Similar to the Straits Times Index (STI), the MSCI Singapore Index uses some of the most prominent companies listed on the SGX and would regularly review the components in the index and to add and remove companies.
In this week’s edition of 4 Stocks This Week, we look at 4 blue-chip companies that have been dropped by the MSCI Singapore Index as announced on 29 May 2020.
ComfortDelGro (SGX: C52)
ComfortDelGro has been hard hit by the COVID-19 outbreak in Singapore, and the government decision to introduce the circuit breaker and other social-distancing measures. ComfortDelGro has seen its profits for 1Q2020 decline by 48.9% compared to the year before.
Over the past 3 months, ComfortDelGro share prices have declined by 26%, from $1.95 on 28 February to $1.44 as of 29 May.
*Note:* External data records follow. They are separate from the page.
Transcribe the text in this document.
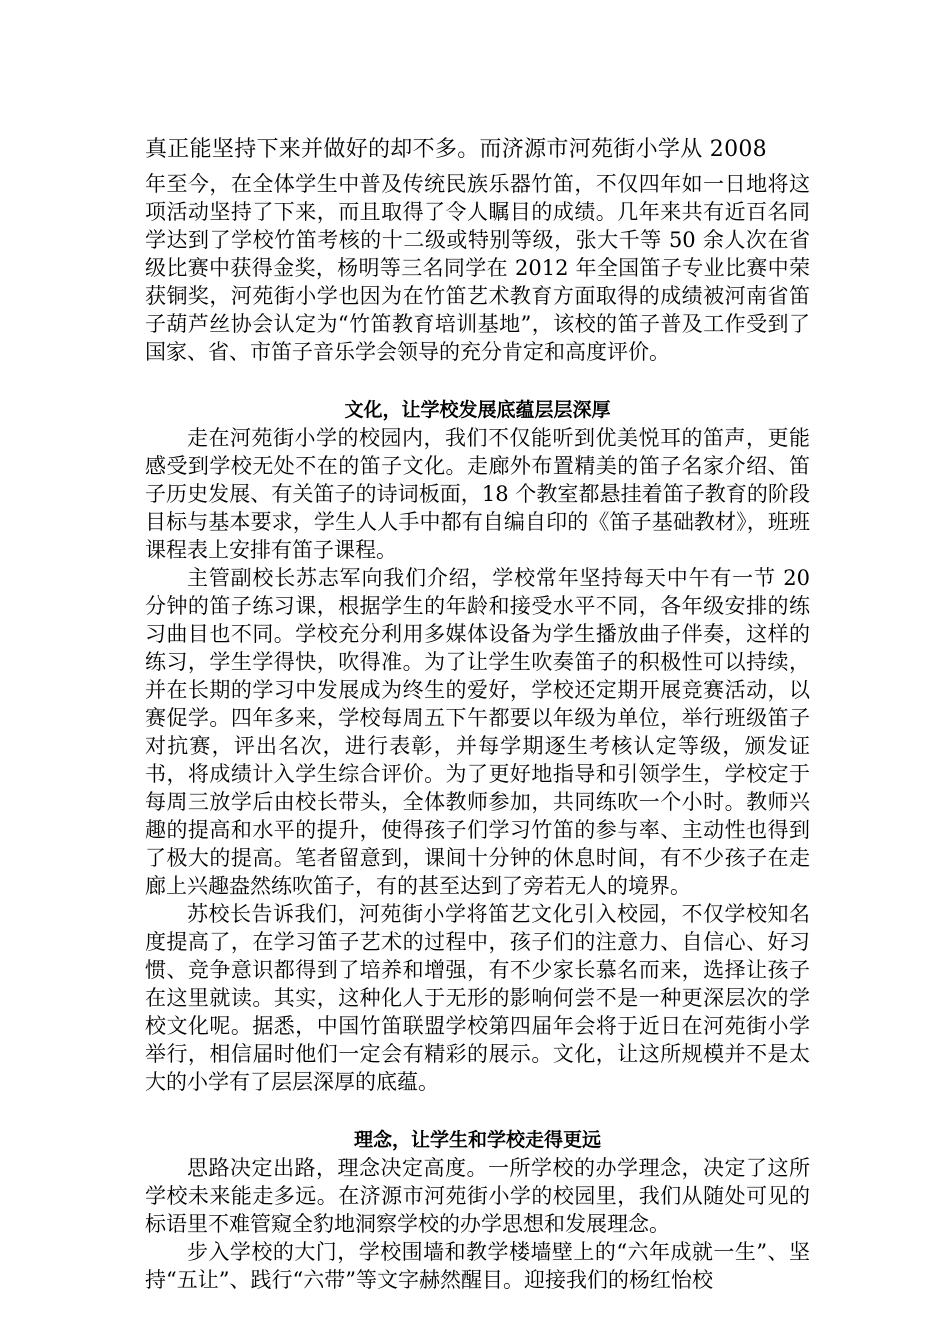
真正能坚持下来并做好的却不多。而济源市河苑街小学从 2008

年至今，在全体学生中普及传统民族乐器竹笛，不仅四年如一日地将这项活动坚持了下来，而且取得了令人瞩目的成绩。几年来共有近百名同学达到了学校竹笛考核的十二级或特别等级，张大千等 50 余人次在省级比赛中获得金奖，杨明等三名同学在 2012 年全国笛子专业比赛中荣获铜奖，河苑街小学也因为在竹笛艺术教育方面取得的成绩被河南省笛子葫芦丝协会认定为“竹笛教育培训基地”，该校的笛子普及工作受到了国家、省、市笛子音乐学会领导的充分肯定和高度评价。

文化，让学校发展底蕴层层深厚

走在河苑街小学的校园内，我们不仅能听到优美悦耳的笛声，更能感受到学校无处不在的笛子文化。走廊外布置精美的笛子名家介绍、笛子历史发展、有关笛子的诗词板面，18 个教室都悬挂着笛子教育的阶段目标与基本要求，学生人人手中都有自编自印的《笛子基础教材》，班班课程表上安排有笛子课程。

主管副校长苏志军向我们介绍，学校常年坚持每天中午有一节 20 分钟的笛子练习课，根据学生的年龄和接受水平不同，各年级安排的练习曲目也不同。学校充分利用多媒体设备为学生播放曲子伴奏，这样的练习，学生学得快，吹得准。为了让学生吹奏笛子的积极性可以持续，并在长期的学习中发展成为终生的爱好，学校还定期开展竞赛活动，以赛促学。四年多来，学校每周五下午都要以年级为单位，举行班级笛子对抗赛，评出名次，进行表彰，并每学期逐生考核认定等级，颁发证书，将成绩计入学生综合评价。为了更好地指导和引领学生，学校定于每周三放学后由校长带头，全体教师参加，共同练吹一个小时。教师兴趣的提高和水平的提升，使得孩子们学习竹笛的参与率、主动性也得到了极大的提高。笔者留意到，课间十分钟的休息时间，有不少孩子在走廊上兴趣盎然练吹笛子，有的甚至达到了旁若无人的境界。

苏校长告诉我们，河苑街小学将笛艺文化引入校园，不仅学校知名度提高了，在学习笛子艺术的过程中，孩子们的注意力、自信心、好习惯、竞争意识都得到了培养和增强，有不少家长慕名而来，选择让孩子在这里就读。其实，这种化人于无形的影响何尝不是一种更深层次的学校文化呢。据悉，中国竹笛联盟学校第四届年会将于近日在河苑街小学举行，相信届时他们一定会有精彩的展示。文化，让这所规模并不是太大的小学有了层层深厚的底蕴。

理念，让学生和学校走得更远

思路决定出路，理念决定高度。一所学校的办学理念，决定了这所学校未来能走多远。在济源市河苑街小学的校园里，我们从随处可见的标语里不难管窥全豹地洞察学校的办学思想和发展理念。

步入学校的大门，学校围墙和教学楼墙壁上的“六年成就一生”、坚持“五让”、践行“六带”等文字赫然醒目。迎接我们的杨红怡校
It’s currently trading at a Price-to-earning (PE) of 11.7 and a Price-to-book (PB) of 1.20.
SATS (SGX: S58)
A company that derives the bulk of its revenue from the air-travel sector, SATS has naturally been impacted badly by the global coronavirus outbreak. Over the past 3 months, SATS share prices have dropped by 34%, from 4.03 on 28 February to just 2.66 as of 29 May. Share price decline since the start of the year is at 47.4%.
With the closure of both Changi Airport terminal 2 and 4 for the rest of 2020, it’s clear that air travel from Singapore is going to be significantly reduced in the foreseeable future, even when it resumes. This does not bode well for SATS’s near-term revenue and earnings.
It’s worth noting also that a large part of SATS revenue comes from Singapore (about 60% as of 3Q FY2020). However, for the overseas countries that it also operates in (e.g. China, Japan, India), all of them have been severely impacted by COVID-19 as well.
Sembcorp Industries (SGX: U96)
Sembcorp Industries has been struggling even before the COVID-19 outbreak. However, since then, its downwards decline has continued because of both the COVID-19 outbreak and also oil prices crashing.
Since the start of the year, Sembcorp Industries share prices have declined by more than 40%, from 2.31 on 2 January to 1.36 as of 29 May. PB for the company is at 0.40 and its PE is at 11.4. The company also shared earlier this month that it expects its energy business to be lower than last year due to reduced demand and falling prices.
SPH (SGX: T39)
The past 5 years have been exceptionally challenging for SPH. Its share prices have been on a gradual decline over the years as it struggles to cope with falling revenue and profitability from its media business. However, one bright spot for the company has been its real estate business, which has helped it compensate for the decline of revenue from media advertising.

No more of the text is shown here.